The Mohawk Valley extending from Albany, NY in the east to Syracuse in the west, through which flows the Mohawk River, was the main route for trade and movement of settlers from the seaboard states, to the land of opportunity and adventure farther west. During the Revolutionary War (1775‑83) this valley was the scene of fierce gorilla warfare, between the Continentals and those who remained loyal to George III. Villages were burned, crops destroyed, the country side laid waste, and inhabitants driven from their homes, and often murdered by the marauding Indians of both sides.

 

It was in this district that Gideon Olmstead (1768‑1837) and his wife Esther Andrews (1770‑1841) lived.
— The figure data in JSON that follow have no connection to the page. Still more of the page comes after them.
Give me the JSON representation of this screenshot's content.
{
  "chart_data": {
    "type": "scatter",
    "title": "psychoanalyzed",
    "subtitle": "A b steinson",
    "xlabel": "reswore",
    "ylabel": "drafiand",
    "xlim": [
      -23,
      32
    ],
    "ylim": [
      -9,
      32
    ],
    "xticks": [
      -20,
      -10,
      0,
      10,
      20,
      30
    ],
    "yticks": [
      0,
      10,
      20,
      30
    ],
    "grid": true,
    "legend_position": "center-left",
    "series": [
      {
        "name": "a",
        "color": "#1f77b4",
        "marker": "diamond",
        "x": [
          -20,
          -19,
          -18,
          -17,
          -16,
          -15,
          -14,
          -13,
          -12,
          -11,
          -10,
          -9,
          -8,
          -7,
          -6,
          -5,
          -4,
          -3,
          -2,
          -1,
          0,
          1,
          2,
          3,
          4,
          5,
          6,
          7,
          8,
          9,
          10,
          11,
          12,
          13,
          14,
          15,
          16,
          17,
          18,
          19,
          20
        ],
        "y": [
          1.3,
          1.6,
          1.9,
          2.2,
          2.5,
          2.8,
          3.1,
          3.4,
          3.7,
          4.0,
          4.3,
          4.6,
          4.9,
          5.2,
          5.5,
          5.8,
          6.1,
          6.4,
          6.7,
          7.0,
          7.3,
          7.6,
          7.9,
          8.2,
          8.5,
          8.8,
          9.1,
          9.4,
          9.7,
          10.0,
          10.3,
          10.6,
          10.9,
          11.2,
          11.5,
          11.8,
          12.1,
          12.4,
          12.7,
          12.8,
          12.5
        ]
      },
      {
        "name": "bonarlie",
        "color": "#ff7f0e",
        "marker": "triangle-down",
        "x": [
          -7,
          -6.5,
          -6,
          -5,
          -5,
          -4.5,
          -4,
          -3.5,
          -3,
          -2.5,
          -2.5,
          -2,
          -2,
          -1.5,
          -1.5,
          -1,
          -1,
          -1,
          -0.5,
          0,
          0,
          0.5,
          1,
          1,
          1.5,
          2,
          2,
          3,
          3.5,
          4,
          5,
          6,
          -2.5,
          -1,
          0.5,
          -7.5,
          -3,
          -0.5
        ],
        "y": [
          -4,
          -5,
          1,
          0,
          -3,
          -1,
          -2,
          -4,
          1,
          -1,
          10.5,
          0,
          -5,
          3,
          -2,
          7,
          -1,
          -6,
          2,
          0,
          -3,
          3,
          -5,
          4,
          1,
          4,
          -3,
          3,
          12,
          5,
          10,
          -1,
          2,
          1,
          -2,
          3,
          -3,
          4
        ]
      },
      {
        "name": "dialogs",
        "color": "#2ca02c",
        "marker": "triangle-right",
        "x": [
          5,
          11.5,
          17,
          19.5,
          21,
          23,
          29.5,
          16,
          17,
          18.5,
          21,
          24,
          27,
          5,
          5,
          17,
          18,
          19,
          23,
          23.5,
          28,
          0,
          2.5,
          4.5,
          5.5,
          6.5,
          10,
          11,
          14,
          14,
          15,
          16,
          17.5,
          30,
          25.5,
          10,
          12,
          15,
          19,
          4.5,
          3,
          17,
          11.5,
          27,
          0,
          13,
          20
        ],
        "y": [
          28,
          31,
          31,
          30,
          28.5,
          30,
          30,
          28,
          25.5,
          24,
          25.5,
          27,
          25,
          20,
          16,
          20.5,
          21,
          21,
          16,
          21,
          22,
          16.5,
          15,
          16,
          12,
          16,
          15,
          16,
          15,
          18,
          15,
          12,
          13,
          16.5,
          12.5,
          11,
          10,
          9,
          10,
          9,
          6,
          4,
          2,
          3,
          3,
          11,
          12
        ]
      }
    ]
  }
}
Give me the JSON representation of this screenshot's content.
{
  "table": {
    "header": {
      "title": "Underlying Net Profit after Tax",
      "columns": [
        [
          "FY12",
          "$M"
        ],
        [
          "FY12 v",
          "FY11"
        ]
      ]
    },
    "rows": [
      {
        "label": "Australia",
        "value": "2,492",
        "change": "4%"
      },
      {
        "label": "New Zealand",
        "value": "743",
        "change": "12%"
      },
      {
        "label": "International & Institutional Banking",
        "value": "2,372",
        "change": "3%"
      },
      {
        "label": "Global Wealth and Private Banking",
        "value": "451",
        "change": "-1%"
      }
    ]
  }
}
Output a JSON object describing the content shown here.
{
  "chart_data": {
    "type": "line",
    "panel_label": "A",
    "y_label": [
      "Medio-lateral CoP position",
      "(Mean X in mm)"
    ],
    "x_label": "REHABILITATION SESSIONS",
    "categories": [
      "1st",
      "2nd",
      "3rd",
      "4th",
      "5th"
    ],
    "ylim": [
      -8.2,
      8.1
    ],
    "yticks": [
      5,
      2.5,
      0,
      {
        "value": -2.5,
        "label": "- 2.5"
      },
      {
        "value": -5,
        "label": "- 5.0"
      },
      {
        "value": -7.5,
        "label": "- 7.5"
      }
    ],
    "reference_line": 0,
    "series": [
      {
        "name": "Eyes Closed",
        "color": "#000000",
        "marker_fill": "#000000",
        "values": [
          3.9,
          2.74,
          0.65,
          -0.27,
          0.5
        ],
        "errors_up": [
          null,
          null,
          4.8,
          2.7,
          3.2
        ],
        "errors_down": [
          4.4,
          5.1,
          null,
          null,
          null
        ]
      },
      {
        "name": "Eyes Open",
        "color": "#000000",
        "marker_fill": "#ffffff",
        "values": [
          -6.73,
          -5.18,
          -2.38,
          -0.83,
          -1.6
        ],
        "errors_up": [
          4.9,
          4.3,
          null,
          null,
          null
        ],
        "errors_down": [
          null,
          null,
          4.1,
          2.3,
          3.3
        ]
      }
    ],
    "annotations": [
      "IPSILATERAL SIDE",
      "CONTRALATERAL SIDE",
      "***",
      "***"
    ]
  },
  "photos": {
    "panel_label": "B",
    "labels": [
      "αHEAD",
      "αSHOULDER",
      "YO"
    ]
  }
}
Some of their children including Sarah were born there. Their ancestors had come from Wales to America several years before. The name Olmstead (Holmstead, Olmsted) is a local English name of Scandinavian origin, meaning "a place on an island in a river".

 

In 1792 Simcoe, Lieut. Governor of Upper Canada believing there were many former subjects of the King, still living in New York and other states, who would welcome an opportunity to emigrate and settle in Upper Canada, particularly since they were not being too well treated in their old homes, issued a proclamation inviting those who wished to come and settle, offering free grants of land of 200 acres to the head of each family.

 

As a result many families decided to emigrate. Among them being the Burritts, Hurds and Olmsteads who all came to the Rideau River country and settled near what is now the village of Burritts Rapids. (Elizabeth Sparks, sister of Nicholas Sparks who was husband of Sarah Olmstead married Edmund Hurd). This was in 1795, one year before Philemon Wright first came to the Chaudire.

 

It should be interesting to follow the pioneers, during their journey from the Mohawk Valley. They went by flat bottomed boats up the Mohawk River to Fort Stanwicx (Rome, NY), there by portage over the height of land to the headwaters of the Black River, and down that river via Watertown, NY to Sackets Harbour, at the eastern end of Lake Ontario, then by Durham boat skirting the shore, through the Thousand Islands to Brockville, Ont. This was a journey of several weeks, during which the pioneers, slept under the stars, cooked by camp fires, and often walked long distances along narrow trails, carrying their few belongings. There were other well used routes coming out at Oswego, Ogdensburg or Cornwall.

 

At Brockville they drew their lots in the back concessions, and the emigrants proceed North through the unbroken forest. There were no roads, merely blazed trails along which they walked and transported their household goods on an ox cart, driving a cow or two up the trail.

 

Gideon Olmstead and his wife Esther came in this way, with their family of small children. Sarah was 8 years old. The family settled on lot 19, concession 1, along the Rideau River front, just east of the present village of Burritts Rapids. There were two brother of Gideon, namely Richard and Jabez and a sister Elizabeth who came at the same time. Another brother Job came a few years later.

 

Gideon lived on lot 19 for 9 years and must have been a successful farmer, for by 1804 he was able to purchase 300 acres of good land in Hull Township, along the present Aylmer Road, just west of the Chaudiere Golf Club. He remained here until his death in 1837.